Hay países y generaciones en donde pareciera que el simple hecho de hacer arte por el arte fuera el peor de los sacrilegios. Hablo de contextos donde un artista jamás ha sido bien visto por ir a la tangente de cualquier asunto «importante» o, peor aún: por no querer ensuciar su obra con sus ideales y fantasmas.
Es entonces cuando, en el menos severo de los casos, los llaman inclasificables, apartados o desconocidos; pero a veces también los llaman apáticos, perdidos, insensibles, apátridas o vendepatrias, dejándolos fuera de cualquier corriente, generación o grupo de interés nacional. Estos artistas suelen provenir de lugares donde la coyuntura del momento pesa tanto en la conciencia colectiva que parece no haber otra forma de ver el arte que como un puñal o una bomba molotov.
Particularmente en la literatura cada vez resulta más difícil encontrar un poeta que escriba versos con la simple intención de que se escuchen bien en voz alta; o un narrador que escriba un relato con la única intención de contar una historia. Pero suponiendo que no fuera este el caso, ¿por qué todas las interpretaciones de una obra tendrían que caer necesariamente en el asunto social? Qué necedad la de los críticos de nuestro tiempo en querer encontrarle cinco patas al gato. Creen que toda invención literaria necesita una interpretación histórica, social y/o coyuntural.
Nada me parece más placentero que leer en la ignorancia y con la felicidad de quien no busca descubrir el más allá.

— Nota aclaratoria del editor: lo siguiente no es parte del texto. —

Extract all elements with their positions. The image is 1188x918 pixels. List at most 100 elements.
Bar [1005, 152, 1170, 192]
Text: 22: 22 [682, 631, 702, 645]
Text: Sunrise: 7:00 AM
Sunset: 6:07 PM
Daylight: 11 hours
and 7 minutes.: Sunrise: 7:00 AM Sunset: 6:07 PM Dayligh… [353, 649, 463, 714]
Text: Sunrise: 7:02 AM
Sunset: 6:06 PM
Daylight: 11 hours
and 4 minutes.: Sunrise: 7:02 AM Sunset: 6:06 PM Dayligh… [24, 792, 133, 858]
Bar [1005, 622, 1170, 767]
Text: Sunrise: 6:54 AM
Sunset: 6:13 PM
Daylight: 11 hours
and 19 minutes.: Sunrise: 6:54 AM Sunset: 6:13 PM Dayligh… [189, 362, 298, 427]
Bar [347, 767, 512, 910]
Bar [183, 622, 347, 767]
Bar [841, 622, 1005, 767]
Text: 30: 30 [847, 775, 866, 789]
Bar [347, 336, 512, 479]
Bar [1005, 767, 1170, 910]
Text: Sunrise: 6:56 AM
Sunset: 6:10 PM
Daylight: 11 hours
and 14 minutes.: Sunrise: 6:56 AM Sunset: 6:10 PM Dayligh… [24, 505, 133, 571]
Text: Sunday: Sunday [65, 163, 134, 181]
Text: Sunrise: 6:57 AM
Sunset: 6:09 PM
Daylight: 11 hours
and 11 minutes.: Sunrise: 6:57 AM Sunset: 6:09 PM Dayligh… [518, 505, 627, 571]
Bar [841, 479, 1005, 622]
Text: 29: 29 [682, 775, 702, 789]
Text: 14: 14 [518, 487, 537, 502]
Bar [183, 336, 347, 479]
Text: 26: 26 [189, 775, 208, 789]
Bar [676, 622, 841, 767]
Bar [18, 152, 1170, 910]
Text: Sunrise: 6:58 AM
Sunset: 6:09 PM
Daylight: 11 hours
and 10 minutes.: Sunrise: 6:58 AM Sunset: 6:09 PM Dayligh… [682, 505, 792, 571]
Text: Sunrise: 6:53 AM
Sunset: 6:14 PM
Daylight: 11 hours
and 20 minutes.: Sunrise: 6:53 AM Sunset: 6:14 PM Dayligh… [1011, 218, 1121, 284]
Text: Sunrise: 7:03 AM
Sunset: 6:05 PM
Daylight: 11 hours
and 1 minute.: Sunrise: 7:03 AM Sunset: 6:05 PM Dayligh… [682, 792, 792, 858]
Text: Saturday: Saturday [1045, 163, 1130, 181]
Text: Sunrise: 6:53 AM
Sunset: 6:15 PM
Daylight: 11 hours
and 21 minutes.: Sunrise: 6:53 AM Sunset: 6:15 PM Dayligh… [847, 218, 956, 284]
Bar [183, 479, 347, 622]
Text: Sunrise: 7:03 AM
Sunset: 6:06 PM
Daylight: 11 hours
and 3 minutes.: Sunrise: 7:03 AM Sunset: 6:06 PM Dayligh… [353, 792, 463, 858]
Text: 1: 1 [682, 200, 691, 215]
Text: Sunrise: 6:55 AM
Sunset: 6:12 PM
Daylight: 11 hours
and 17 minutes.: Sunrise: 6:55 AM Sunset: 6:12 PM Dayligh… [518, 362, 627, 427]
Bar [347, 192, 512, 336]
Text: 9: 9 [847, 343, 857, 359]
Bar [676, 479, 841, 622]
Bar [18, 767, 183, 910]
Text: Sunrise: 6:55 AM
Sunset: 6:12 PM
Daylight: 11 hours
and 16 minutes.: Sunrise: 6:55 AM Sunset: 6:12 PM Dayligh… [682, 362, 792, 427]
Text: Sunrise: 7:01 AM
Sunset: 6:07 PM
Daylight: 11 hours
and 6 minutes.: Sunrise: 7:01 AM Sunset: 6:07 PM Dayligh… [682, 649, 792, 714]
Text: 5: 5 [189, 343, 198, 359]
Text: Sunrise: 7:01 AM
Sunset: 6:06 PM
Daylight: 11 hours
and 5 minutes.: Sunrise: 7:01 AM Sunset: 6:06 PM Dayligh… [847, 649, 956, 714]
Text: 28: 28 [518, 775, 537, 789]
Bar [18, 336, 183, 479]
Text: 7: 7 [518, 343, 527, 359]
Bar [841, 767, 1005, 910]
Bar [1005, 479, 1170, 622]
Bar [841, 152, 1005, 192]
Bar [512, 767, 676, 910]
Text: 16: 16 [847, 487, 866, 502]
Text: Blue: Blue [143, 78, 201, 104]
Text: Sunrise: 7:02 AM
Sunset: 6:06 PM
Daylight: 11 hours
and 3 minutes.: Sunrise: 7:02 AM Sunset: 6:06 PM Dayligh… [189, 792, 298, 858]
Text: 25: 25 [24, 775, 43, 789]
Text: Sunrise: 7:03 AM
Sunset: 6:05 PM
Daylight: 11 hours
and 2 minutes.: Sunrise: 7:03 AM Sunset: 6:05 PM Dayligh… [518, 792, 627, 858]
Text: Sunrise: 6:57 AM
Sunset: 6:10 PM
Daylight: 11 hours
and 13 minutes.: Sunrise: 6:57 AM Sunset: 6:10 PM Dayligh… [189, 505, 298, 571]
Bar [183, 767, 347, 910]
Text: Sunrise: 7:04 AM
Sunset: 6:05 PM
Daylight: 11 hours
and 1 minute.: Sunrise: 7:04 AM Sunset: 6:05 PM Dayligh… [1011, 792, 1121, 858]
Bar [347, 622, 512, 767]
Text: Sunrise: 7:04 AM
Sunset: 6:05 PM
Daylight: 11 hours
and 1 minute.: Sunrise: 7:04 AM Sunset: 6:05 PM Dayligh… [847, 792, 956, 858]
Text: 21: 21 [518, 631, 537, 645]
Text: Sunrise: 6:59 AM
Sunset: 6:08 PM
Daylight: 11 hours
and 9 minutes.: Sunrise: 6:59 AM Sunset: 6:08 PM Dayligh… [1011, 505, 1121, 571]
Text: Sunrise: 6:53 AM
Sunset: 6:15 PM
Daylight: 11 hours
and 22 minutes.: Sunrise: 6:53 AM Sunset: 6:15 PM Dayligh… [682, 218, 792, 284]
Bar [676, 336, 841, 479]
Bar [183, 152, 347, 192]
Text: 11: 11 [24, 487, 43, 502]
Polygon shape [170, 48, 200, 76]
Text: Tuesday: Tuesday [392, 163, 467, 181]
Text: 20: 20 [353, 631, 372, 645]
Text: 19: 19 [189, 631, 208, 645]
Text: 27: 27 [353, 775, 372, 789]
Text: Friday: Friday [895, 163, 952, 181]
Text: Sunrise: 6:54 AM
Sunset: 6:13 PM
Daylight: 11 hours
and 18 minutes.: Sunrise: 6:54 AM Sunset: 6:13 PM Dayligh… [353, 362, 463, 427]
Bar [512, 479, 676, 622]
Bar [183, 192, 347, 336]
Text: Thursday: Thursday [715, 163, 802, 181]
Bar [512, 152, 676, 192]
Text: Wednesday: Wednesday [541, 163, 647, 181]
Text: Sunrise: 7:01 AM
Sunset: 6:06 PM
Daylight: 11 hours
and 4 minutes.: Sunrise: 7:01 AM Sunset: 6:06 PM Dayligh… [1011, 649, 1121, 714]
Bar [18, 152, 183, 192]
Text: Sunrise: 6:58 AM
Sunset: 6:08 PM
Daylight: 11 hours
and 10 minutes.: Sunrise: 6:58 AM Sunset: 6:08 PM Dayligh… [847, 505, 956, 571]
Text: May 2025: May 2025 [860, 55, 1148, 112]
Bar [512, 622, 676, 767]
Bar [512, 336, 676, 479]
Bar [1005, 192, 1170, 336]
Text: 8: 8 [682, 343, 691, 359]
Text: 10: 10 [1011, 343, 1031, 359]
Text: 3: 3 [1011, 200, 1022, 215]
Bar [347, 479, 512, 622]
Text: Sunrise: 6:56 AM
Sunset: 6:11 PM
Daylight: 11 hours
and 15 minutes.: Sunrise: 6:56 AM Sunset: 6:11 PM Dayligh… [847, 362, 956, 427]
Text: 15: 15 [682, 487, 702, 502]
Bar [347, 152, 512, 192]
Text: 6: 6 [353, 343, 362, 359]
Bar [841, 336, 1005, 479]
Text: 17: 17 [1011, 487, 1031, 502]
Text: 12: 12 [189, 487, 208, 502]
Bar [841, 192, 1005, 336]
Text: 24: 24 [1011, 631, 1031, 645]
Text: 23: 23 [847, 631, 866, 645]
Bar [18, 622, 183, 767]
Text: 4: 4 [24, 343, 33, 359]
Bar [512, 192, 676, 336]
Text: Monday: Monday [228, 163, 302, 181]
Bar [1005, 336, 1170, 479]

Hace un par de meses asistí a la presentación virtual del libro Teresa y Agustín, de Leo De Soulas, desde la Ciudad de Guatemala; evento donde los expositores (entre ellos el editor) no pudieron o no quisieron rescatar de la novela otra cosa que no fuera uno de los tantos temas de moda: machismo, indigenismo, ignorancia, pobreza, abuso sexual o «Guatemala» como tema. Prescindieron del germen de la historia y encasillaron injustamente a una novela interesante y bien contada como otra de tantas —tantas, tantas más— novelas de problemática social.
Es precisamente por presentaciones como esa que nadie lee a autores emergentes. Y si bien es cierto que no tienen toda la culpa, estoy seguro de que juegan un factor determinante para que con toda seguridad no pasen de ser una reunión social-coctel donde la mayoría llega a comprar un libro que nunca leerá.
Afortunadamente, leí el libro antes de asistir a la presentación, si no, jamás lo hubiera hecho. Y precisamente porque lo leí antes puedo opinar que esta novela de Leo de Soulas da para mucho más que analizar «en qué momento se jodió Guatemala», como se preguntaba efusivamente su editor durante la presentación. De hecho, si de algo se aleja la temática de esta obra es de todos esos trillados juicios de valor. Lo que en realidad relata es el incesto entre dos hermanos, el cual inició cuando eran niños y evolucionó con el paso del tiempo. Eso es todo. La simple y sencilla historia del incesto era suficiente como para no tener que rebuscarle otros significados.
Personalmente me hubiera gustado que más bien trataran de desenmarañar cómo el instinto de nuestra especie se interpone ante cualquier tipo de juicio moral. O, a fin de cuentas, hacer una exposición desde una perspectiva más psicológica y no social. Pero no fue así y ahora pertenezco a una hipotética minoría que afirma sin cabida a dudas que la presentación del libro Teresa y Agustín fue absolutamente contraproducente, tanto así que ojalá nadie vea la grabación en Facebook, YouTube o donde sea que esté alojada. Nada personal contra el autor o sus expositores y más bien lo deseo por el bien del libro y los lectores que merece.
Pero esta novela de De Soulas es apenas un ejemplo. Esto me hace pensar en cuántos libros no se habrán perdido en la irrelevancia, acaso sin que nos demos cuenta y sin que sus autores puedan hacer mayor cosa al respecto, por culpa de una mala o inadecuada presentación. Sobre todo en Centroamérica, región tristemente golpeada por desigualdades sociales y crisis coyunturales, y donde —a veces pareciera— nadie sabe ni quiere escribir de otra cosa.